これがうまくいくかは正直分からない、ただ......人の曲がってしまった気持ちを変えるのには、敢えて自分の感情に蓋をして対決しないと、その人に本当の怒り、悲しみを伝えることはできないと思う。遠慮した大人の態度は、相手に返って慢心、誤解を生むことになる。

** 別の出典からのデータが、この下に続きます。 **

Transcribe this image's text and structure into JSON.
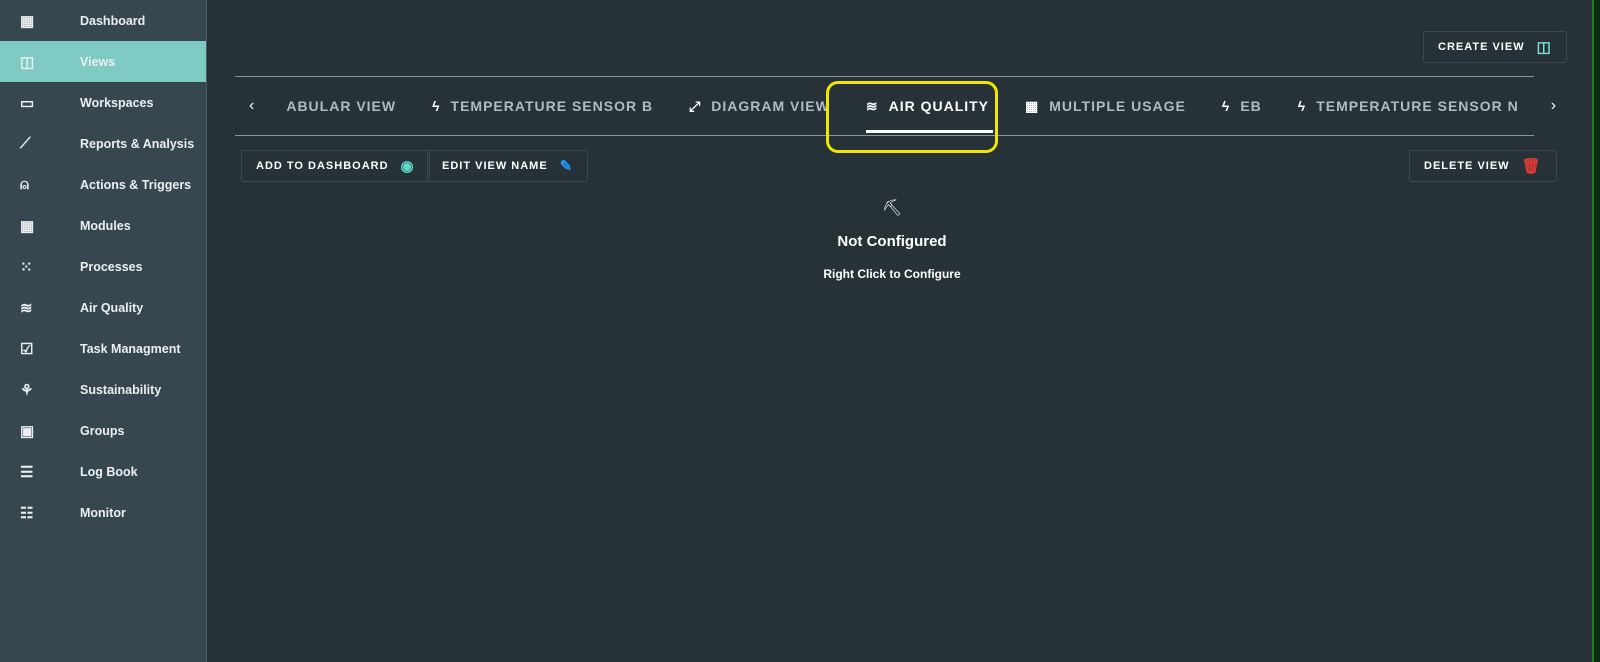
{
  "sidebar": {
    "items": [
      {
        "label": "Dashboard",
        "icon": "dashboard-icon",
        "glyph": "▦"
      },
      {
        "label": "Views",
        "icon": "views-icon",
        "glyph": "◫"
      },
      {
        "label": "Workspaces",
        "icon": "folder-icon",
        "glyph": "▭"
      },
      {
        "label": "Reports & Analysis",
        "icon": "chart-icon",
        "glyph": "⟋"
      },
      {
        "label": "Actions & Triggers",
        "icon": "alarm-icon",
        "glyph": "⍝"
      },
      {
        "label": "Modules",
        "icon": "grid-icon",
        "glyph": "▦"
      },
      {
        "label": "Processes",
        "icon": "dots-grid-icon",
        "glyph": "⁙"
      },
      {
        "label": "Air Quality",
        "icon": "air-icon",
        "glyph": "≋"
      },
      {
        "label": "Task Managment",
        "icon": "calendar-check-icon",
        "glyph": "☑"
      },
      {
        "label": "Sustainability",
        "icon": "plant-icon",
        "glyph": "⚘"
      },
      {
        "label": "Groups",
        "icon": "group-icon",
        "glyph": "▣"
      },
      {
        "label": "Log Book",
        "icon": "book-icon",
        "glyph": "☰"
      },
      {
        "label": "Monitor",
        "icon": "monitor-icon",
        "glyph": "☷"
      }
    ],
    "active": "Views"
  },
  "toolbar": {
    "create_view": "CREATE VIEW",
    "add_to_dashboard": "ADD TO DASHBOARD",
    "edit_view_name": "EDIT VIEW NAME",
    "delete_view": "DELETE VIEW"
  },
  "tabs": [
    {
      "label": "ABULAR VIEW",
      "glyph": ""
    },
    {
      "label": "TEMPERATURE SENSOR B",
      "glyph": "ϟ"
    },
    {
      "label": "DIAGRAM VIEW",
      "glyph": "⤢"
    },
    {
      "label": "AIR QUALITY",
      "glyph": "≋"
    },
    {
      "label": "MULTIPLE USAGE",
      "glyph": "▦"
    },
    {
      "label": "EB",
      "glyph": "ϟ"
    },
    {
      "label": "TEMPERATURE SENSOR N",
      "glyph": "ϟ"
    }
  ],
  "active_tab": "AIR QUALITY",
  "empty": {
    "title": "Not Configured",
    "subtitle": "Right Click to Configure"
  },
  "colors": {
    "accent": "#7fcac3",
    "delete": "#e53935",
    "edit": "#2196f3",
    "highlight": "#f2e600"
  }
}
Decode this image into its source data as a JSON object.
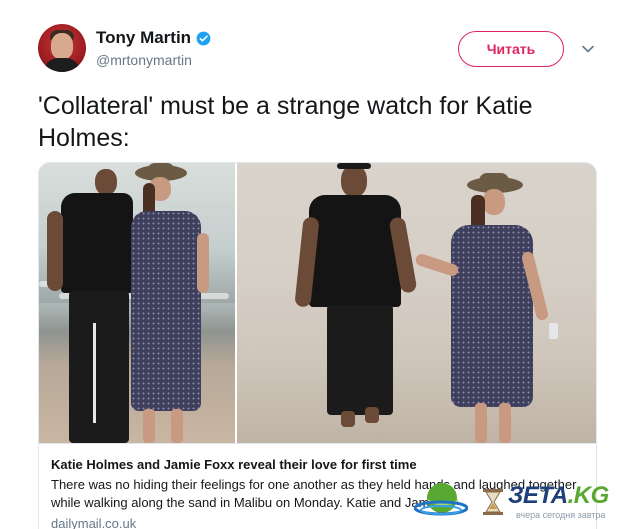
{
  "author": {
    "display_name": "Tony Martin",
    "handle": "@mrtonymartin",
    "verified": true,
    "avatar_icon": "profile-photo"
  },
  "follow_button": {
    "label": "Читать",
    "color": "#e0245e"
  },
  "menu_icon": "chevron-down-icon",
  "tweet": {
    "text": "'Collateral' must be a strange watch for Katie Holmes:"
  },
  "card": {
    "title": "Katie Holmes and Jamie Foxx reveal their love for first time",
    "description": "There was no hiding their feelings for one another as they held hands and laughed together while walking along the sand in Malibu on Monday. Katie and Jamie...",
    "domain": "dailymail.co.uk"
  },
  "watermark": {
    "brand_main": "ЗETA",
    "brand_tld": ".KG",
    "tagline": "вчера сегодня завтра"
  },
  "colors": {
    "accent": "#e0245e",
    "verified_blue": "#1da1f2",
    "secondary_text": "#657786",
    "border": "#e1e8ed"
  }
}
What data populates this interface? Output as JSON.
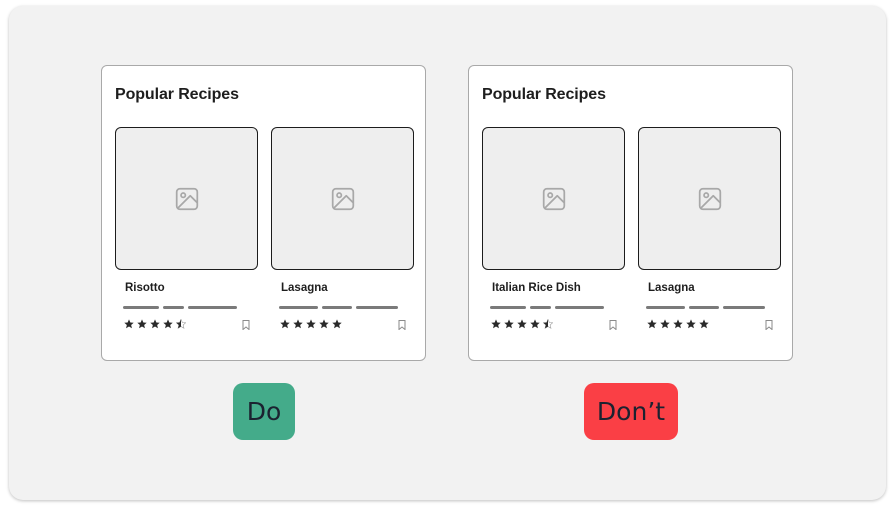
{
  "examples": [
    {
      "card_title": "Popular Recipes",
      "recipes": [
        {
          "name": "Risotto",
          "rating": 4.5,
          "image_icon": "image-placeholder-icon",
          "bookmark_icon": "bookmark-icon"
        },
        {
          "name": "Lasagna",
          "rating": 5,
          "image_icon": "image-placeholder-icon",
          "bookmark_icon": "bookmark-icon"
        }
      ],
      "verdict": {
        "label": "Do",
        "color": "#44ab8a"
      }
    },
    {
      "card_title": "Popular Recipes",
      "recipes": [
        {
          "name": "Italian Rice Dish",
          "rating": 4.5,
          "image_icon": "image-placeholder-icon",
          "bookmark_icon": "bookmark-icon"
        },
        {
          "name": "Lasagna",
          "rating": 5,
          "image_icon": "image-placeholder-icon",
          "bookmark_icon": "bookmark-icon"
        }
      ],
      "verdict": {
        "label": "Don’t",
        "color": "#fa3f45"
      }
    }
  ],
  "colors": {
    "panel_background": "#f2f2f2",
    "star": "#2a2a2a",
    "placeholder_bar": "#7a7a7a"
  }
}
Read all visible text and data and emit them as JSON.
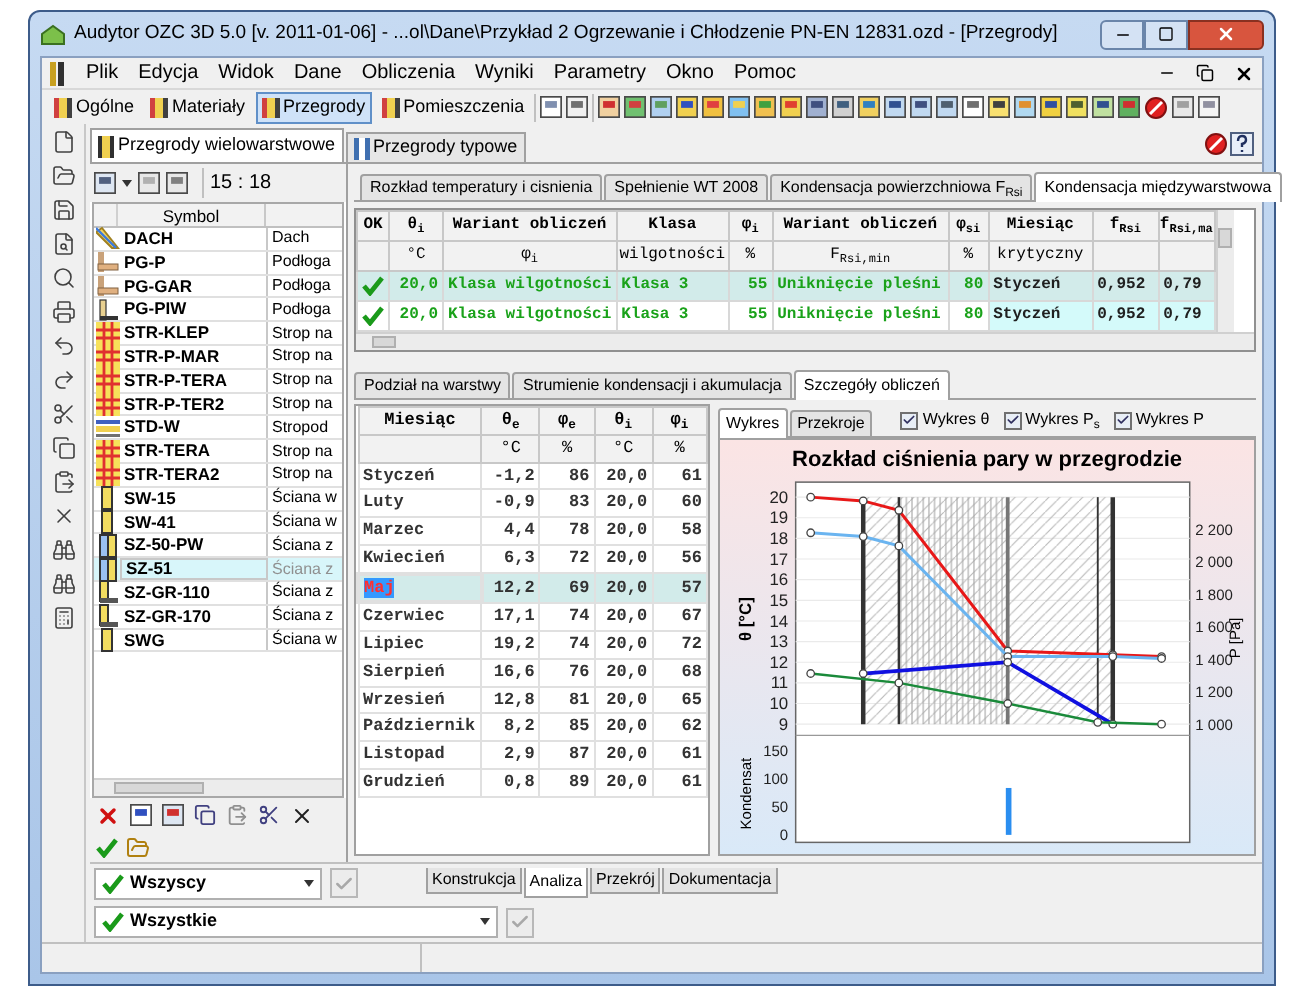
{
  "window": {
    "title": "Audytor OZC 3D 5.0  [v. 2011-01-06] - ...ol\\Dane\\Przykład 2 Ogrzewanie i Chłodzenie PN-EN 12831.ozd - [Przegrody]"
  },
  "menu": [
    "Plik",
    "Edycja",
    "Widok",
    "Dane",
    "Obliczenia",
    "Wyniki",
    "Parametry",
    "Okno",
    "Pomoc"
  ],
  "toolbar": [
    {
      "label": "Ogólne",
      "selected": false
    },
    {
      "label": "Materiały",
      "selected": false
    },
    {
      "label": "Przegrody",
      "selected": true
    },
    {
      "label": "Pomieszczenia",
      "selected": false
    }
  ],
  "left_panel": {
    "tabs": [
      {
        "label": "Przegrody wielowarstwowe",
        "selected": true
      },
      {
        "label": "Przegrody typowe",
        "selected": false
      }
    ],
    "time": "15 : 18",
    "column": "Symbol",
    "rows": [
      {
        "kind": "roof",
        "symbol": "DACH",
        "description": "Dach",
        "selected": false
      },
      {
        "kind": "floor",
        "symbol": "PG-P",
        "description": "Podłoga",
        "selected": false
      },
      {
        "kind": "floor",
        "symbol": "PG-GAR",
        "description": "Podłoga",
        "selected": false
      },
      {
        "kind": "floor-ground",
        "symbol": "PG-PIW",
        "description": "Podłoga",
        "selected": false
      },
      {
        "kind": "ceiling",
        "symbol": "STR-KLEP",
        "description": "Strop na",
        "selected": false
      },
      {
        "kind": "ceiling",
        "symbol": "STR-P-MAR",
        "description": "Strop na",
        "selected": false
      },
      {
        "kind": "ceiling",
        "symbol": "STR-P-TERA",
        "description": "Strop na",
        "selected": false
      },
      {
        "kind": "ceiling",
        "symbol": "STR-P-TER2",
        "description": "Strop na",
        "selected": false
      },
      {
        "kind": "flat-roof",
        "symbol": "STD-W",
        "description": "Stropod",
        "selected": false
      },
      {
        "kind": "ceiling",
        "symbol": "STR-TERA",
        "description": "Strop na",
        "selected": false
      },
      {
        "kind": "ceiling",
        "symbol": "STR-TERA2",
        "description": "Strop na",
        "selected": false
      },
      {
        "kind": "wall",
        "symbol": "SW-15",
        "description": "Ściana w",
        "selected": false
      },
      {
        "kind": "wall",
        "symbol": "SW-41",
        "description": "Ściana w",
        "selected": false
      },
      {
        "kind": "wall-ext",
        "symbol": "SZ-50-PW",
        "description": "Ściana z",
        "selected": false
      },
      {
        "kind": "wall-ext",
        "symbol": "SZ-51",
        "description": "Ściana z",
        "selected": true
      },
      {
        "kind": "wall-ground",
        "symbol": "SZ-GR-110",
        "description": "Ściana z",
        "selected": false
      },
      {
        "kind": "wall-ground",
        "symbol": "SZ-GR-170",
        "description": "Ściana z",
        "selected": false
      },
      {
        "kind": "wall",
        "symbol": "SWG",
        "description": "Ściana w",
        "selected": false
      }
    ]
  },
  "filters": [
    "Wszyscy",
    "Wszystkie"
  ],
  "results": {
    "tabs": [
      {
        "label": "Rozkład temperatury i cisnienia",
        "selected": false
      },
      {
        "label": "Spełnienie WT 2008",
        "selected": false
      },
      {
        "label": "Kondensacja powierzchniowa F$_{Rsi}$",
        "selected": false
      },
      {
        "label": "Kondensacja międzywarstwowa",
        "selected": true
      }
    ],
    "summary_columns": [
      {
        "title": "OK"
      },
      {
        "title": "θ$_{i}$",
        "unit": "°C"
      },
      {
        "title": "Wariant obliczeń",
        "unit": "φ$_{i}$"
      },
      {
        "title": "Klasa",
        "unit": "wilgotności"
      },
      {
        "title": "φ$_{i}$",
        "unit": "%"
      },
      {
        "title": "Wariant obliczeń",
        "unit": "F$_{Rsi,min}$"
      },
      {
        "title": "φ$_{si}$",
        "unit": "%"
      },
      {
        "title": "Miesiąc",
        "unit": "krytyczny"
      },
      {
        "title": "f$_{Rsi}$"
      },
      {
        "title": "f$_{Rsi,ma}$"
      }
    ],
    "summary_rows": [
      {
        "ok": true,
        "selected": true,
        "cells": [
          "20,0",
          "Klasa wilgotności",
          "Klasa 3",
          "55",
          "Uniknięcie pleśni",
          "80",
          "Styczeń",
          "0,952",
          "0,79"
        ]
      },
      {
        "ok": true,
        "selected": false,
        "cells": [
          "20,0",
          "Klasa wilgotności",
          "Klasa 3",
          "55",
          "Uniknięcie pleśni",
          "80",
          "Styczeń",
          "0,952",
          "0,79"
        ]
      }
    ],
    "detail_tabs": [
      {
        "label": "Podział na warstwy",
        "selected": false
      },
      {
        "label": "Strumienie kondensacji i akumulacja",
        "selected": false
      },
      {
        "label": "Szczegóły obliczeń",
        "selected": true
      }
    ],
    "month_columns": [
      {
        "title": "Miesiąc"
      },
      {
        "title": "θ$_{e}$",
        "unit": "°C"
      },
      {
        "title": "φ$_{e}$",
        "unit": "%"
      },
      {
        "title": "θ$_{i}$",
        "unit": "°C"
      },
      {
        "title": "φ$_{i}$",
        "unit": "%"
      }
    ],
    "month_rows": [
      {
        "selected": false,
        "cells": [
          "Styczeń",
          "-1,2",
          "86",
          "20,0",
          "61"
        ]
      },
      {
        "selected": false,
        "cells": [
          "Luty",
          "-0,9",
          "83",
          "20,0",
          "60"
        ]
      },
      {
        "selected": false,
        "cells": [
          "Marzec",
          "4,4",
          "78",
          "20,0",
          "58"
        ]
      },
      {
        "selected": false,
        "cells": [
          "Kwiecień",
          "6,3",
          "72",
          "20,0",
          "56"
        ]
      },
      {
        "selected": true,
        "cells": [
          "Maj",
          "12,2",
          "69",
          "20,0",
          "57"
        ]
      },
      {
        "selected": false,
        "cells": [
          "Czerwiec",
          "17,1",
          "74",
          "20,0",
          "67"
        ]
      },
      {
        "selected": false,
        "cells": [
          "Lipiec",
          "19,2",
          "74",
          "20,0",
          "72"
        ]
      },
      {
        "selected": false,
        "cells": [
          "Sierpień",
          "16,6",
          "76",
          "20,0",
          "68"
        ]
      },
      {
        "selected": false,
        "cells": [
          "Wrzesień",
          "12,8",
          "81",
          "20,0",
          "65"
        ]
      },
      {
        "selected": false,
        "cells": [
          "Październik",
          "8,2",
          "85",
          "20,0",
          "62"
        ]
      },
      {
        "selected": false,
        "cells": [
          "Listopad",
          "2,9",
          "87",
          "20,0",
          "61"
        ]
      },
      {
        "selected": false,
        "cells": [
          "Grudzień",
          "0,8",
          "89",
          "20,0",
          "61"
        ]
      }
    ],
    "chart": {
      "tabs": [
        {
          "label": "Wykres",
          "selected": true
        },
        {
          "label": "Przekroje",
          "selected": false
        }
      ],
      "checkboxes": [
        {
          "label": "Wykres θ",
          "checked": true
        },
        {
          "label": "Wykres P$_{s}$",
          "checked": true
        },
        {
          "label": "Wykres P",
          "checked": true
        }
      ],
      "title": "Rozkład ciśnienia pary w przegrodzie",
      "ylabel": "θ [°C]",
      "y2label": "P [Pa]",
      "y3label": "Kondensat",
      "yticks": [
        "20",
        "19",
        "18",
        "17",
        "16",
        "15",
        "14",
        "13",
        "12",
        "11",
        "10",
        "9"
      ],
      "y2ticks": [
        "2 200",
        "2 000",
        "1 800",
        "1 600",
        "1 400",
        "1 200",
        "1 000"
      ],
      "y3ticks": [
        "150",
        "100",
        "50",
        "0"
      ]
    }
  },
  "bottom_tabs": [
    {
      "label": "Konstrukcja",
      "selected": false
    },
    {
      "label": "Analiza",
      "selected": true
    },
    {
      "label": "Przekrój",
      "selected": false
    },
    {
      "label": "Dokumentacja",
      "selected": false
    }
  ]
}
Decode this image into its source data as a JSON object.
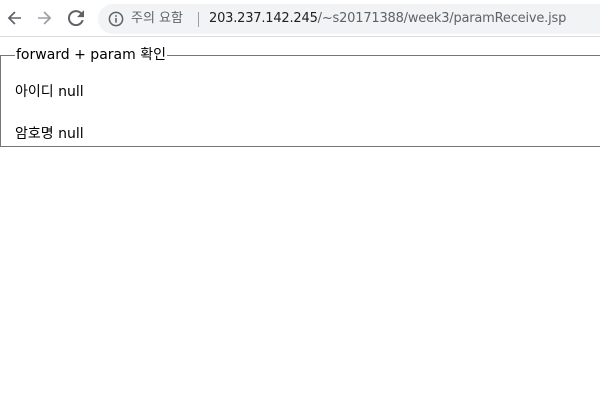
{
  "browser": {
    "security_label": "주의 요함",
    "url_host": "203.237.142.245",
    "url_path": "/~s20171388/week3/paramReceive.jsp",
    "icons": {
      "back": "arrow-left-icon",
      "forward": "arrow-right-icon",
      "reload": "reload-icon",
      "info": "info-circle-icon"
    }
  },
  "page": {
    "legend": "forward + param 확인",
    "id_label": "아이디",
    "id_value": "null",
    "pw_label": "암호명",
    "pw_value": "null"
  },
  "colors": {
    "toolbar_bg": "#ffffff",
    "omnibox_bg": "#f1f3f4",
    "icon_color": "#5f6368",
    "disabled_icon_color": "#9aa0a6"
  }
}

だからこういう言い方になったんだけども......


 しばらく沈黙が続いた。ホテルの高級な柱時計の秒針の音だけが耳に響くように聞こえていた。ああああ、もっとかっこよく言いたかった。ダサすぎ何言ってるんだ?正真正銘のヘタレじゃん、かっこ悪る!もう逃げたい。


 そしてしばらくの沈黙の後彼女は、

 「それで?」

 と冷たく言い放った。


 そして続けざまに早口で言葉を僕に投げつけるように言い放った。


 「あなたみたいな、下級の家庭で不細工な女の子には縁も無い人に、私の気持ちの何が分かるの?」


改めて自分の置かれた立場というかステータスが小学生の時から何も変わっていないんだなと思った。鋭い刃物で心をえぐられたようなショックを再び感じてしまった。


「小さい時から、父はいつも家にいなかった。勘でわかった他の女の人と一緒にいるって。それを考えただけで気持ち悪くて近づくのも嫌だった!だから最初は自分も」


 その場にいた者全員が梶本さんに何も言えなくなってしまった。僕も背中が汗をかいているほど全身が上気していたけど、目の前にいる彼女の充血した気迫ある目に押され、まるで魂が抜けたように何も言えなくなってしまった。


「でも友達の家に行くと優しい両親がそこにはいて羨ましかった。変わってしまう人の気持ちなんか信じられない、だからせめて目で確かめられる清水君みたいなかっこ良くて確かな感じの人と一緒にいたいと思った。だから、清水君が好き!」


彼女の顔を凝視する...両方の眉毛を内側5mm、これほどまでに急角度に寄せているのは、"嫌悪”の現れか?それほどまでにして、父親を嫌っている?いや....これはもっとそれよりも近い存在に対する感情...そうか...分かったぞ。


清水君が好きというよりは、最も嫌っている対象はお父さんじゃなくて自分自身だから、自分と対極にある清水くんみたいな人が好きって事にしたいのかな? そうか!分かった!


「そうか、梶本さんの嫌っているのは...」

と言いかけて言っていいかどうか迷う。親友の田中さんの前でこの事を言ってしまうのが梶本さんにとって良い事なのかどうか分からない。やはりこのことは言わないでおこう。出来るだけ別の言い方で言うべきだな。


「そんな外見だけで人を見るのは間違っていると思う、外見は良さそうでも実は悪い奴だったら自分が嫌な思いをすることにな...」




そう言い終わる瞬間、鬼のような形相の梶本さんがまじかに迫り、僕は彼女に右頬を力強くひっぱたかれてしまった。


梶本さんは席を立ち足早に立ち去っていった。